JIM: Some people have said to me, through the years, when I’ve had a Buddy Cianci discussion, —and believe me, I’m not comparing him to Whitey Bulger, but this is the point some have made— that those of us who don’t know him, those of us who didn’t live in Providence, romanticize him too much because of his huge personality and his character. That beyond the felonies he committed, that there was a darker side to Buddy Cianci than the folk hero one that many of us have talked about. Is that a fair criticism, or not?

PETER: I think that’s a fair observation. Buddy had a darker side, just as a suspect Donald Trump has a darker side. Just as all really intelligent narcissists….

JIM: Meaning how, how did it manifest itself?

PETER: Believe it or not, he had it under control most of the time. His big problem was, he thought he was smarter than everyone else. And you know what? 90 percent of the time he was. But the sort of political corruption he practiced was very Mediterranean. What I mean by that is—he didn’t so much, as Kevin White was suspected of getting huge kickbacks from developers… what he did is, the people around him, if you sold enough tickets or raised enough money for his political campaigns, he would look the other way while you pillaged the city coffers.
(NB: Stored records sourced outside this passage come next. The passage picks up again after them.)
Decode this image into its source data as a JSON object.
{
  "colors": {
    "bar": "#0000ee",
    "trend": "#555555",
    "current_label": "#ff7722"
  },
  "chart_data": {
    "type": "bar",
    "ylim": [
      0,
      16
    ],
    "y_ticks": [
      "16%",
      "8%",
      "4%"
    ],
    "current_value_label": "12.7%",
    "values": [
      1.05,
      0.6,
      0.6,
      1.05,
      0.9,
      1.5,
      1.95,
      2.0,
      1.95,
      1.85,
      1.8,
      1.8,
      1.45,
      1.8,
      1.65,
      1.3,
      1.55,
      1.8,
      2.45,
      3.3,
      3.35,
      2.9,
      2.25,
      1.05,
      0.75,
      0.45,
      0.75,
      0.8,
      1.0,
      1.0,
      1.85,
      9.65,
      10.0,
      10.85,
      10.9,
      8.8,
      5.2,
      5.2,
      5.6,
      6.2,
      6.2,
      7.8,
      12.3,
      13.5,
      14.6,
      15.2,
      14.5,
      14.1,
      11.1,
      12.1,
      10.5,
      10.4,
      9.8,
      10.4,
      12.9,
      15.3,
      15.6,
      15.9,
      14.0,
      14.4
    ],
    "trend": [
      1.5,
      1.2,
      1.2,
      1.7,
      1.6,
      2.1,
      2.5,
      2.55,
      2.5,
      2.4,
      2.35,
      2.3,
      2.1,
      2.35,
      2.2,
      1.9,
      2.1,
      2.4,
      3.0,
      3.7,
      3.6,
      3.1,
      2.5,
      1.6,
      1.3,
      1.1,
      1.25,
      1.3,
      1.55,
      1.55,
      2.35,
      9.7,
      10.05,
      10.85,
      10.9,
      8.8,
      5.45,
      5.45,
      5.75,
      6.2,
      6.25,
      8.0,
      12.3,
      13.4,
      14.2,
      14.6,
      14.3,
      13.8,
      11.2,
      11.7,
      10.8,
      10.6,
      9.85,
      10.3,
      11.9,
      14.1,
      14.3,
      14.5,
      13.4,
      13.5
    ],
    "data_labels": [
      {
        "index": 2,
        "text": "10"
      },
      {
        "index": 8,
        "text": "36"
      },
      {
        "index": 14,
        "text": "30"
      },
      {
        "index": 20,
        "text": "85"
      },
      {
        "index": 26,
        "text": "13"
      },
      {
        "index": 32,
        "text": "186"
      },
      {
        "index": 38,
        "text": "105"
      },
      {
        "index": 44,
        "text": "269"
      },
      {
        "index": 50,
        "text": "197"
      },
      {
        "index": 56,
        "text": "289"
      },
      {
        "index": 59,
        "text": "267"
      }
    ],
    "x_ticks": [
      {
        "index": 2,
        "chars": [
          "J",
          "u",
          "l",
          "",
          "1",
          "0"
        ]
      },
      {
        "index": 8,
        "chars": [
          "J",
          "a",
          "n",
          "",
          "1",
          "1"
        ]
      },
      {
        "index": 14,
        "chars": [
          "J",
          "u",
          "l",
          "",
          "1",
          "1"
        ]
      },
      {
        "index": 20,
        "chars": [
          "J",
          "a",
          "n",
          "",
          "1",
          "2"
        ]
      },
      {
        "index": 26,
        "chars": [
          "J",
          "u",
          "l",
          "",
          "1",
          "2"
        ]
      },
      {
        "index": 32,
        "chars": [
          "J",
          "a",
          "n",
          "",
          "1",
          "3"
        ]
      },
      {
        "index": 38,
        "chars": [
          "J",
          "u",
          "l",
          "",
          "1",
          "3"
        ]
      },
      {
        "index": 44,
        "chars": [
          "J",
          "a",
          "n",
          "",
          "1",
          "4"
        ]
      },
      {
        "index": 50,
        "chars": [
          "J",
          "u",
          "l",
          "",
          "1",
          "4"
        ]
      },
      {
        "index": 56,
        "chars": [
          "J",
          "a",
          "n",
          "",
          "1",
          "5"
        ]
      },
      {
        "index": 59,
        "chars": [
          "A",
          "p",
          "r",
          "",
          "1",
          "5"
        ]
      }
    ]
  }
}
That’s why, when he was convicted… and by the way, I talked to him about this one time, I said Buddy, you’re going to get caught, what are you doing? ...he was charged with like 13 things, and he was only convicted of the top… what that was is, the jury decided that he specifically wasn’t guilty of all the many things he was specifically charged with, but he was guilty of knowing that they all took place.